CAIRO — With Islamists making up the overwhelming majority of its lawmakers, the parliament elected in Egypt‘s first legislative vote after President Hosni Mubarak’s ouster nearly a year ago held its inaugural session on Monday.
The convening of the new parliament is a significant benchmark in the timetable provided by the generals who took over from Mr. Mubarak for the handover of power to a civilian administration.
It is also a step forward for Islamist groups on the road to becoming the strongest political force in the nations that experienced Arab Spring revolts. Islamists dominated elections first in Tunisia and then in Egypt, and Libya’s Islamists also are expected to do well in parliamentary voting later this year.
The Egyptian chamber’s top priority is to elect a 100-member panel to draft a new constitution, which will have to be put to a vote in a nationwide referendum.
The next major step in the transition will be presidential elections, scheduled to be held before the end of June, when the generals are due to step down.
“The era of political exclusion is over,” said Saad el-Katatni, an Islamist lawmaker from the Muslim Brotherhood, Egypt‘s largest and best-organized political group. He was expected to win the position of speaker.
The Brotherhood has been banned for most of its 84-year history, legalized only after the 18-day popular uprising in early 2011 that ousted Mr. Mubarak.
Elections that started on Nov. 28 and ran into January were the freest in Egypt‘s modern history. Elections for parliament’s upper chamber, a largely toothless body known as the Shura Council, will begin later this month.

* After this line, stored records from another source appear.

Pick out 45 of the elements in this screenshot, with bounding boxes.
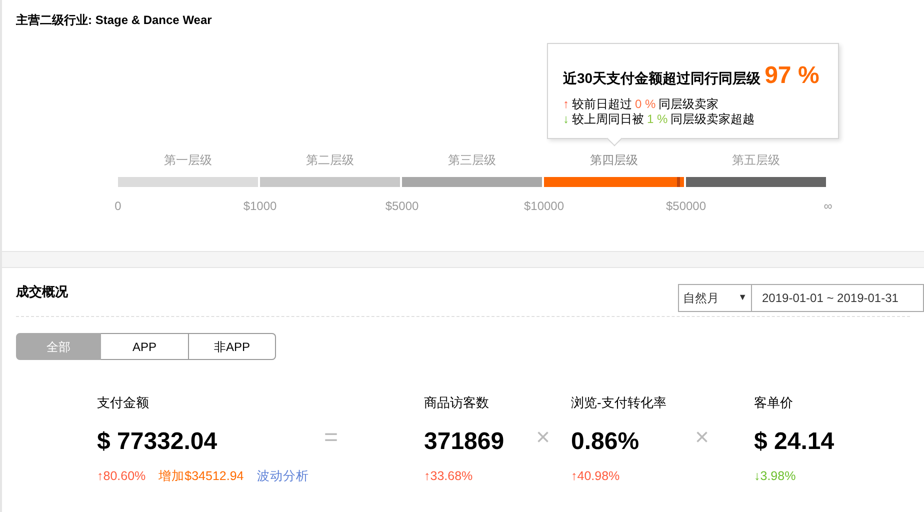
tick-label: $1000 — [242, 198, 278, 215]
change-percent: ↑80.60% — [97, 468, 146, 485]
comparison-text: 同层级卖家超越 — [670, 112, 755, 127]
trend-arrow-icon: ↑ — [563, 97, 569, 112]
comparison-text: 较前日超过 — [572, 97, 632, 112]
metric-label: 浏览-支付转化率 — [571, 394, 668, 412]
caret-icon: ▼ — [738, 291, 747, 305]
increase-amount: 增加$34512.94 — [158, 468, 244, 485]
metric-value: 0.86% — [571, 427, 640, 456]
metric-value: $ 77332.04 — [97, 427, 218, 456]
fluctuation-analysis-link[interactable]: 波动分析 — [256, 467, 309, 486]
metric-label: 客单价 — [754, 394, 794, 412]
tooltip-headline: 近30天支付金额超过同行同层级 — [563, 69, 761, 88]
metric-label: 商品访客数 — [424, 394, 490, 412]
tick-label: $5000 — [384, 198, 420, 215]
trend-arrow-icon: ↓ — [563, 112, 569, 127]
industry-label: 主营二级行业: Stage & Dance Wear — [16, 12, 212, 29]
comparison-value: 0 % — [635, 97, 656, 112]
operator-sign: = — [322, 423, 339, 453]
channel-tab[interactable]: APP — [101, 333, 189, 360]
tier-label: 第四层级 — [589, 152, 639, 169]
metric-value: 371869 — [424, 427, 506, 456]
tier-label: 第三层级 — [447, 152, 497, 169]
metric-label: 支付金额 — [97, 394, 150, 412]
channel-tab[interactable]: 非APP — [189, 333, 276, 360]
comparison-text: 同层级卖家 — [658, 97, 719, 112]
percent-value: 97 % — [764, 61, 820, 91]
operator-sign: × — [694, 423, 710, 453]
change-percent: ↑33.68% — [424, 468, 473, 485]
tier-label: 第一层级 — [163, 152, 213, 169]
period-select[interactable]: 自然月 ▼ — [678, 284, 752, 312]
metric-value: $ 24.14 — [754, 427, 836, 456]
date-range-field[interactable]: 2019-01-01 ~ 2019-01-31 — [752, 284, 924, 312]
tier-label: 第二层级 — [305, 152, 355, 169]
change-percent: ↓3.98% — [754, 468, 796, 485]
tier-label: 第五层级 — [731, 152, 781, 169]
tick-label: $10000 — [522, 198, 566, 215]
tick-label: $50000 — [664, 198, 708, 215]
tick-label: ∞ — [822, 198, 834, 215]
comparison-text: 较上周同日被 — [572, 112, 644, 127]
tick-label: 0 — [114, 198, 122, 215]
section-title: 成交概况 — [16, 283, 68, 302]
comparison-value: 1 % — [647, 112, 668, 127]
operator-sign: × — [534, 423, 551, 453]
change-percent: ↑40.98% — [571, 468, 620, 485]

The outcome of the elections reflects the strength of the Islamists in Egypt, a mainly Muslim nation of some 85 million people that has grown steadily more religiously conservative over the past 40 years.
The Brotherhood spearheaded the Islamist victory in Egypt, winning just under half of all seats.
In second place to the Brotherhood came another Islamist group, the ultraconservative Salafis, with nearly a quarter of the seats.
The liberal and left-leaning groups that organized the anti-Mubarak uprising garnered less than 10 percent of the seats. Many of them were not as well prepared for the vote as the Islamists, particularly the Brotherhood, the members of which, through years of underground work, have acquired a high degree of discipline and loyalty.
Several of these lawmakers wore yellow scarves saying, “No to military trials for civilians,” a reference to the hauling of at least 12,000 civilians before military tribunals since the generals took over power in February last year.
The Islamists’ dominance was obvious in Monday’s session, where many lawmakers sported long beards, clerical turbans or flowing robes.